La traduction et la validation du CIQOL 35 ont suivi un protocole rigoureux, conformément aux recommandations de Hall et collaborateurs en matière d’adaptation interculturelle des instruments de mesure. Le processus a impliqué des traductions croisées entre l’anglais et le français, suivies d’entretiens qualitatifs menés avec des patients afin de s’assurer de la clarté, de la pertinence et de la compréhension des items.
Ce travail a été mené par l’équipe du Dr Mosnier avec le concours de la chercheuse Ariane Laplante-Lévesque, spécialiste reconnue de l’université de Linköping (Suède), experte en méthodologie et en développement de questionnaires de santé. Cette collaboration aboutira prochainement à la publication d’un article scientifique détaillant l’ensemble du processus de validation.
L’échantillon de validation comprenait 50 patients implantés cochléaires, suivis au sein du centre référent de l’hôpital de la Pitié-Salpêtrière. Chaque participant a rempli le CIQOL 35, et a également été soumis à deux tests audiométriques standard : le test de Lafon (en condition silencieuse) et le test VRB (voix dans le bruit).
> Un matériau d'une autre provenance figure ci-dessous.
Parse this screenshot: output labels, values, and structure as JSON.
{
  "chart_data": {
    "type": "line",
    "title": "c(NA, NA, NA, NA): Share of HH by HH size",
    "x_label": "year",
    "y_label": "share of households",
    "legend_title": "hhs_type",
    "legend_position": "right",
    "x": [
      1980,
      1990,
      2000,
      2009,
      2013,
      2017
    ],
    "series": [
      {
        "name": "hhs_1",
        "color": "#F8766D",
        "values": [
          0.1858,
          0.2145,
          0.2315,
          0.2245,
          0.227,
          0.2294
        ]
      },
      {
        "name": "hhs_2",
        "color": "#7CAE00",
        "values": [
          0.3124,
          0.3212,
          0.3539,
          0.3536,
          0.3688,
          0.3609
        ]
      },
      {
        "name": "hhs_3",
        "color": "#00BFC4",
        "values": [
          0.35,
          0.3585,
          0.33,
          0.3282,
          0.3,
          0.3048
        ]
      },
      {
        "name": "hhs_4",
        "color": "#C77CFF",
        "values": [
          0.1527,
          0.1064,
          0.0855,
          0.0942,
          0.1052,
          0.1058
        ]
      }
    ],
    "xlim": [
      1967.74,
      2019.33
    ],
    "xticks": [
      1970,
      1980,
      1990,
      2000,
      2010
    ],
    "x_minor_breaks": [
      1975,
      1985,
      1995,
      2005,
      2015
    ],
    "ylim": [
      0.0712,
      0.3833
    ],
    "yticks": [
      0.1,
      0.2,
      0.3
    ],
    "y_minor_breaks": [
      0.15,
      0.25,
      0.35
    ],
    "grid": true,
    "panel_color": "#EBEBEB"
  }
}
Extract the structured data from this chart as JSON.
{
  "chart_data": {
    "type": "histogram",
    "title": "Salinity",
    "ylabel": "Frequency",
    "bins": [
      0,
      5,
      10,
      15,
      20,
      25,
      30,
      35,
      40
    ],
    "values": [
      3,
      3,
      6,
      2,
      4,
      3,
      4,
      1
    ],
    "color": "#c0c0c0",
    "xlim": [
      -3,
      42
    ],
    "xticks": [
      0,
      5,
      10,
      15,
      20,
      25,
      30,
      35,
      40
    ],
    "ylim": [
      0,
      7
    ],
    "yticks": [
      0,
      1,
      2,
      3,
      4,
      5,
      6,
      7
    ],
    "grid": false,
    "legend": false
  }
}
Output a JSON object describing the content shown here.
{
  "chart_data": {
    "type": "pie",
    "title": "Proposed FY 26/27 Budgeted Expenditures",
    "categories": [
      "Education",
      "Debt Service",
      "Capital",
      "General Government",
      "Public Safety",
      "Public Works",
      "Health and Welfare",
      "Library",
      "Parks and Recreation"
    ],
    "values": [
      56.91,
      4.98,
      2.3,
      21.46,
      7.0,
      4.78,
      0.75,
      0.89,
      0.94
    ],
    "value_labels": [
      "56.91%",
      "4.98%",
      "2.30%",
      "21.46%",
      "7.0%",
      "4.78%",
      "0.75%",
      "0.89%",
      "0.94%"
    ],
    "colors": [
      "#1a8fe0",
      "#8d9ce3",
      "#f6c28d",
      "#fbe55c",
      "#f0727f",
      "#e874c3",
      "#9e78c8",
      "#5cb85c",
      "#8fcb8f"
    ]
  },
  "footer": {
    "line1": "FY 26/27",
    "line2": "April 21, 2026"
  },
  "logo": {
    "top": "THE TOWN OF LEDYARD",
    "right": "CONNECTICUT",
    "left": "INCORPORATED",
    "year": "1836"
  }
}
La passation du questionnaire a été rapide, d’une durée moyenne de 4 minutes, ce qui en fait un outil facilement intégrable à la pratique clinique de routine.
Une analyse statistique poussée a été conduite pour évaluer la complémentarité du CIQOL 35 avec les mesures audiométriques. Les résultats ont mis en évidence une absence de corrélation entre les scores du questionnaire et ceux obtenus aux tests auditifs. Ce constat est capital : il confirme que le CIQOL 35 apporte des informations spécifiques, liées à l’expérience vécue par le patient, qui ne sont pas saisies par les tests purement objectifs.
« Cela signifie que le CIQOL 35 permet de capter des aspects essentiels de la réhabilitation auditive qui échappent aux tests classiques, tels que l’effort cognitif à fournir, l’aisance en société ou le plaisir retrouvé dans certaines activités », précise le Dr Mosnier.
Cette validation constitue une étape déterminante, mais elle ne marque pas la fin du travail. D’autres études seront nécessaires pour établir des valeurs de référence normatives, pour suivre l’évolution des scores avant et après implantation, et pour tester la sensibilité de l’outil auprès de populations spécifiques : patients âgés, implantés bilatéraux, implantations précoces ou tardives, etc.
À terme, l’intégration du CIQOL 35 dans les protocoles de suivi des implantés pourrait permettre une meilleure personnalisation de la prise en charge, une objectivation des bénéfices thérapeutiques, et un dialogue renforcé entre professionnels et patients autour de leurs attentes et ressentis.